A social interaction is a social exchange between two or more individuals, where individuals modify and adjust their behaviors in response to their interaction partners. Our social interactions are one of most fundamental aspects of our lives and can profoundly affect our mood, both positively and negatively. With growing interest in virtual reality and avatar-mediated interactions, it is desirable to make these interactions natural and human like to promote positive effect in the interactions and applications such as intelligent tutoring systems, automated interview systems and e-learning. In this paper, we propose a method to generate facial behaviors for an agent. These behaviors include facial expressions and head pose and they are generated considering the users affective state. Our models learn semantically meaningful representations of the face and generate appropriate and temporally smooth facial behaviors in dyadic interactions.
To generate facial behaviors for agent,we use a two stage architecture, both of which are based on conditional generative adversarial networks. Figure 2 shows an overview of our ﬁrst network.
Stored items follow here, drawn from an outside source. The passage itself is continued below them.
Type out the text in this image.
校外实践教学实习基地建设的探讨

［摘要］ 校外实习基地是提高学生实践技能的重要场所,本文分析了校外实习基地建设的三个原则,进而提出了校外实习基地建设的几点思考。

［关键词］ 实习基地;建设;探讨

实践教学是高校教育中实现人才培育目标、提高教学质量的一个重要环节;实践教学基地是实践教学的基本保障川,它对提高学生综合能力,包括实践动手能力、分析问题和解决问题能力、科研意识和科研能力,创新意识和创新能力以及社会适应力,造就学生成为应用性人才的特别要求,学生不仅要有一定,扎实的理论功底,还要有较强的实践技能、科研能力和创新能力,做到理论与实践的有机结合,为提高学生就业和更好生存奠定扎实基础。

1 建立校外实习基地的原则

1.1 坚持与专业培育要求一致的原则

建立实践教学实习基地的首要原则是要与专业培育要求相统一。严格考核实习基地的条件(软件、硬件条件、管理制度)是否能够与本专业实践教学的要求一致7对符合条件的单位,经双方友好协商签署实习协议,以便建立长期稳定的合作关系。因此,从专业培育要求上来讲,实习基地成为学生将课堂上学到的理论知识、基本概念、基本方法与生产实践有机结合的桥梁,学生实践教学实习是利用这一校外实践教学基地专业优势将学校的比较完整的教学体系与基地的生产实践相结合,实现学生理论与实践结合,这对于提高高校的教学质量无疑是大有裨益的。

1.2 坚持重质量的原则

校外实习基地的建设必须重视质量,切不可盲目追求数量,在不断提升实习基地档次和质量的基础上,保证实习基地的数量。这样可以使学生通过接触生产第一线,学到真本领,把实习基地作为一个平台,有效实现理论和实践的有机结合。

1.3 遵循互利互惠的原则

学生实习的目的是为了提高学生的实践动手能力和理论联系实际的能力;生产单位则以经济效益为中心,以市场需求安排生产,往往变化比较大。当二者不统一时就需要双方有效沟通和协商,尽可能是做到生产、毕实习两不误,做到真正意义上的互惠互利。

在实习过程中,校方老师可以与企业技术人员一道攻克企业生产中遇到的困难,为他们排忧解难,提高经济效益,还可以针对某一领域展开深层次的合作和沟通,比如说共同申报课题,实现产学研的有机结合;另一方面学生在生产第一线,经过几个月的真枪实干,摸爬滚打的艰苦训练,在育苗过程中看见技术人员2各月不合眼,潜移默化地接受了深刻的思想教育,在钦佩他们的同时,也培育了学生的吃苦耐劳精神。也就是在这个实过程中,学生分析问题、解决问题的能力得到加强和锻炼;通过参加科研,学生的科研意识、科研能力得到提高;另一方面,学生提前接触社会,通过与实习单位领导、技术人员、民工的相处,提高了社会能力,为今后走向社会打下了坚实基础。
In the ﬁrst stage we use a conditional generative adversarial network which takes face shape parameter as input for vector z as well as the conditioning vector which is the 8 affective states of one partner in the interaction, and it generates sketches of faces for the other partner in the interaction. Note that the z vector will be sampled using one of our proposed strategies, which are explained in the following sections. In the second stage, we input the generated sketches in the ﬁrst stage as input to GAN and generate the ﬁnal facial expressions. Figure 3 shows an overview of our second network.
Figure 2. Overview of our affect-sketch network. In ﬁrst stage of our two-stage facial expression generation, we generate face sketches conditioned on the affective state of the interviewee and using a z vector that carries contains semantically meaningful information about facial behaviors. This vector is sampled from generated distributions of rigid and non-rigid face shape parameters using our proposed methods.
Figure 3. Overview of our sketch-image network. In the second stage of our two-stage facial expression generation, we generate face images conditioned on the generated sketch of the interviewer which is generated in the ﬁrst stage of our network.